USPS describes difficulty of adjustment to lower volume

December 9, 2015

Make no mistake about it—the USPS faces a very difficult task in adjusting to lower mail volume without adversely affecting its business. Here is a sampling of several of the risks recently listed by USPS in its 2015 10-K:

  • Current and future management actions to generate cash flows by increasing efficiency, reducing costs and generating additional revenue may not be sufficient to meet all of our financial obligations or to carry out our strategy.
  • We are subject to Congressional oversight and regulation by the PRC and other government agencies. We have a wide variety of stakeholders whose interests and needs are sometimes in conflict.
  • The expiration of the exigent pricing surcharge will have an adverse impact on our future operating revenue and liquidity
  • Our need to restructure our operations in response to declining mail volume may result in significant costs.

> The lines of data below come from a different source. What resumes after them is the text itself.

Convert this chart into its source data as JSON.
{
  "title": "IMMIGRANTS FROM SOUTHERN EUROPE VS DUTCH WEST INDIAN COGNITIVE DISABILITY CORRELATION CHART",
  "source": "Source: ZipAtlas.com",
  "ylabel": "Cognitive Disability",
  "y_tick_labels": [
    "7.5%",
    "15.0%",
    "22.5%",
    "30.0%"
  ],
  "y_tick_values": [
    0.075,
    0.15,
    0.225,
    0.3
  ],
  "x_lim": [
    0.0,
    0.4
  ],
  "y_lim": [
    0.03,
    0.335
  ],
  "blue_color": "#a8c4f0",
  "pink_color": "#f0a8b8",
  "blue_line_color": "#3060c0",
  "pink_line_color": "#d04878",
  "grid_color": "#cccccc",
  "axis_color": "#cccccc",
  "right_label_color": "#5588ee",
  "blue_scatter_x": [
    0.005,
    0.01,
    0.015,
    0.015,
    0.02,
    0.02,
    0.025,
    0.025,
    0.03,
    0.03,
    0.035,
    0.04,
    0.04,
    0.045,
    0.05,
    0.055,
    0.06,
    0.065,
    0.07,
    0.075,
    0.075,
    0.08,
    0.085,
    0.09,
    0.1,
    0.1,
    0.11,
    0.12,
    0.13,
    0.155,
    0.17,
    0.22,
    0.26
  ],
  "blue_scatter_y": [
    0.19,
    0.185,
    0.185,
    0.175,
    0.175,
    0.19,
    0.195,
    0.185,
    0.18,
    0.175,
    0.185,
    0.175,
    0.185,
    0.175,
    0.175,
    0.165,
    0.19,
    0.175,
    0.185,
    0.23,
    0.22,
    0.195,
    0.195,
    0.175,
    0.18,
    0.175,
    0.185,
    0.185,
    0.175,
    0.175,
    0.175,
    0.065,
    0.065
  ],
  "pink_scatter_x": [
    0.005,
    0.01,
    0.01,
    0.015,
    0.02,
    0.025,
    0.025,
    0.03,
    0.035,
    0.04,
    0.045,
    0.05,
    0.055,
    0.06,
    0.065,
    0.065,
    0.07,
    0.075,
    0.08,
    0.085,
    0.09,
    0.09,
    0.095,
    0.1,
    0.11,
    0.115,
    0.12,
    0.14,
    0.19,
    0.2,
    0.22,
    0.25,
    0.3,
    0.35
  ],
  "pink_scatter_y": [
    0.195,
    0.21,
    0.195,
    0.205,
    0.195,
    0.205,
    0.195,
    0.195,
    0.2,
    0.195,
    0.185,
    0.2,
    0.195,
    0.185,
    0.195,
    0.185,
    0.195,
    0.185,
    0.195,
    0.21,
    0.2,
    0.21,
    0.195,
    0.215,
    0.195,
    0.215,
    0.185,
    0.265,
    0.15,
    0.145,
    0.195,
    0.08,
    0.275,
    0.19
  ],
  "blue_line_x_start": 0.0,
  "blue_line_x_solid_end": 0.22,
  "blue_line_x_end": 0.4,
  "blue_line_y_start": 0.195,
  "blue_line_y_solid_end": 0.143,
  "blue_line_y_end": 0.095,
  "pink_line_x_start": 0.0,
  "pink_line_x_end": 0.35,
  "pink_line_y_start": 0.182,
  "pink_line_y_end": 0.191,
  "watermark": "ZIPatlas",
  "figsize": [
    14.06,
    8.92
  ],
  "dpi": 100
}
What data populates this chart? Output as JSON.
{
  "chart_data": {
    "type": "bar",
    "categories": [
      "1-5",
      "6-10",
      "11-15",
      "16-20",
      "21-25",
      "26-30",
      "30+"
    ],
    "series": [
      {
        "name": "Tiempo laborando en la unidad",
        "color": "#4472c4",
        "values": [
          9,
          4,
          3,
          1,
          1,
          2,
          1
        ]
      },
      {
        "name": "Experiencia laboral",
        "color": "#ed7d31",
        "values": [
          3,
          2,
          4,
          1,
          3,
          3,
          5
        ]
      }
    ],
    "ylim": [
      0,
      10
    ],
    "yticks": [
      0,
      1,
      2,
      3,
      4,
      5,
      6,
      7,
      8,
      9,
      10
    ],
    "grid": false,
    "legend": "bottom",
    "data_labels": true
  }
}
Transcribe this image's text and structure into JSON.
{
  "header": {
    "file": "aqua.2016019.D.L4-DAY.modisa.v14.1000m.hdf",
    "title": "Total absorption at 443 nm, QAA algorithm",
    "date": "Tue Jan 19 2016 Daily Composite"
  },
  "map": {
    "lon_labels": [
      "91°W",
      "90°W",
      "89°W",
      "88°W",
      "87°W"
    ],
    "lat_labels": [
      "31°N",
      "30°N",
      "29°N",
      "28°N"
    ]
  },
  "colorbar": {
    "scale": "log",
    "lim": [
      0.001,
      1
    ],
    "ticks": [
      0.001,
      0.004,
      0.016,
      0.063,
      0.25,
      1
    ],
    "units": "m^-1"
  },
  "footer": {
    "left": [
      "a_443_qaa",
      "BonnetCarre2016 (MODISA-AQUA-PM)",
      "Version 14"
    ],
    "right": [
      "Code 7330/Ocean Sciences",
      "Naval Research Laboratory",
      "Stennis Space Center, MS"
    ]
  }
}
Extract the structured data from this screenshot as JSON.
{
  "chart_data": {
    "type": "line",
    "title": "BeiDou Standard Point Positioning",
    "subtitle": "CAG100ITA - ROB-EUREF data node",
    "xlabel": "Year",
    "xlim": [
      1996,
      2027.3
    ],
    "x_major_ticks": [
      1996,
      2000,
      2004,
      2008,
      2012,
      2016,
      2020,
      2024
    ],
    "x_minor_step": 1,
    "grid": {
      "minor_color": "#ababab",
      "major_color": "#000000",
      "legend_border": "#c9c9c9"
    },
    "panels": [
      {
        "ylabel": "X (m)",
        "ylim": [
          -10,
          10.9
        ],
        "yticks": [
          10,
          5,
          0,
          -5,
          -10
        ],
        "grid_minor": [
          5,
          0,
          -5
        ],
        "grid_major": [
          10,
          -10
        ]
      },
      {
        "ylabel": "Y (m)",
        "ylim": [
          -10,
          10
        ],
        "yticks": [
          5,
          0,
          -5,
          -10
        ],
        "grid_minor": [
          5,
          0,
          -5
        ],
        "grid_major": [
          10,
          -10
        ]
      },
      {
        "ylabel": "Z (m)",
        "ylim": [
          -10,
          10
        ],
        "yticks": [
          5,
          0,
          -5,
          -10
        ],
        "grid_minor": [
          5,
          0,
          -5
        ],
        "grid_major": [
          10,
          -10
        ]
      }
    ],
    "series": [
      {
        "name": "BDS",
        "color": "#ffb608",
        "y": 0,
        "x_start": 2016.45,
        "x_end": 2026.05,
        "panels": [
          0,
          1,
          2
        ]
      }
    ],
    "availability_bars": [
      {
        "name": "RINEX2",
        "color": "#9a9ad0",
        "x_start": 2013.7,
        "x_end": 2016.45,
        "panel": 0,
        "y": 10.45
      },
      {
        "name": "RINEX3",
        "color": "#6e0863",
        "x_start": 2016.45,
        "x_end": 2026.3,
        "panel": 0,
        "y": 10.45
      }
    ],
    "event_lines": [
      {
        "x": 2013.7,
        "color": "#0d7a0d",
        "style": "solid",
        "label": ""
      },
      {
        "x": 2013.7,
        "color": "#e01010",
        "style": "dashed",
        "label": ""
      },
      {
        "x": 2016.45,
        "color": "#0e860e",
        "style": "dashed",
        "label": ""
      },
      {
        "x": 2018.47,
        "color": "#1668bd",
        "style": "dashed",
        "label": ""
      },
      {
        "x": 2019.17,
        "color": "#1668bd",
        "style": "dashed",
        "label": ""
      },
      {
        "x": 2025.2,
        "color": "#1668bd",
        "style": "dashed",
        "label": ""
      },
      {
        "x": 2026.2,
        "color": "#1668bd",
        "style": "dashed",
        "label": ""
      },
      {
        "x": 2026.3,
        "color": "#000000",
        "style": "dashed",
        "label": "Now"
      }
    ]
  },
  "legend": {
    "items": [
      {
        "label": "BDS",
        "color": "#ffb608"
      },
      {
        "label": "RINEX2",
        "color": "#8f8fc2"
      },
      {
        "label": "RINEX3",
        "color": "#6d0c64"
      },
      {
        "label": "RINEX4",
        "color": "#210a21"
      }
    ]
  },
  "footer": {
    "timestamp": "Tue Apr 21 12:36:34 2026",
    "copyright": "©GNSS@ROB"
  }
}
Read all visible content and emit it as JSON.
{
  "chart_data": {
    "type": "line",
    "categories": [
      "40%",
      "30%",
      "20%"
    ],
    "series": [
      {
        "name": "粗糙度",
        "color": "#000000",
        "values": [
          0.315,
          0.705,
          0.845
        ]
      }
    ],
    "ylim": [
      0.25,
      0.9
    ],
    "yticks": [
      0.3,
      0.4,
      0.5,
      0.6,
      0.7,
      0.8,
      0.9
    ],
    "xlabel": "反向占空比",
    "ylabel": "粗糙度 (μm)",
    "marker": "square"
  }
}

It is possible that the measures being considered would be insufficient to reduce our workforce and physical infrastructure to a level commensurate with declining mail volume.
  • Our business and results of operations are significantly affected by competition from both competitors in the marketplace as well as substitute products and channels provided by electronic communication services. If we do not compete effectively and operate efficiently, grow marketing mail and package delivery services and increase revenue and contribution from other sources, this adverse impact will become more substantial over time.
  • Existing laws and regulations limit our ability to introduce new products or services, enter new markets, generate new revenue streams or manage our cost structure. These laws and regulations may also prevent us from increasing prices sufficiently or generating sufficient efficiency improvements to offset increased costs. This would adversely affect our results of operations…PAEA generally limits price increases on our Market-Dominant services to the rate of inflation as measured by the CPI-U. However, our costs are not similarly limited. A large portion of our cost structure cannot be altered expeditiously. Accordingly, we may not be able to increase prices sufficiently to offset increased costs.
  • A union contract arrived at either through negotiation or arbitration could have a significant adverse impact on our future results of operations by impacting our control over wages and benefits and/or by limiting our ability to manage our workforce effectively.

Absent new legislation that seems increasingly unlikely in a Presidential election year, especially with such a disruptive leading candidate in the Republican primary race, the post-election year will afford an opportunity to re-evaluate the pricing regulation of USPS as well as recalibrate the pre-funding of post-retirement obligations. The 2006 postal law requires a ten-year regulatory review led by the independent PRC that happens to begin shortly after our 2016 election, and before the new President and Congress are sworn in.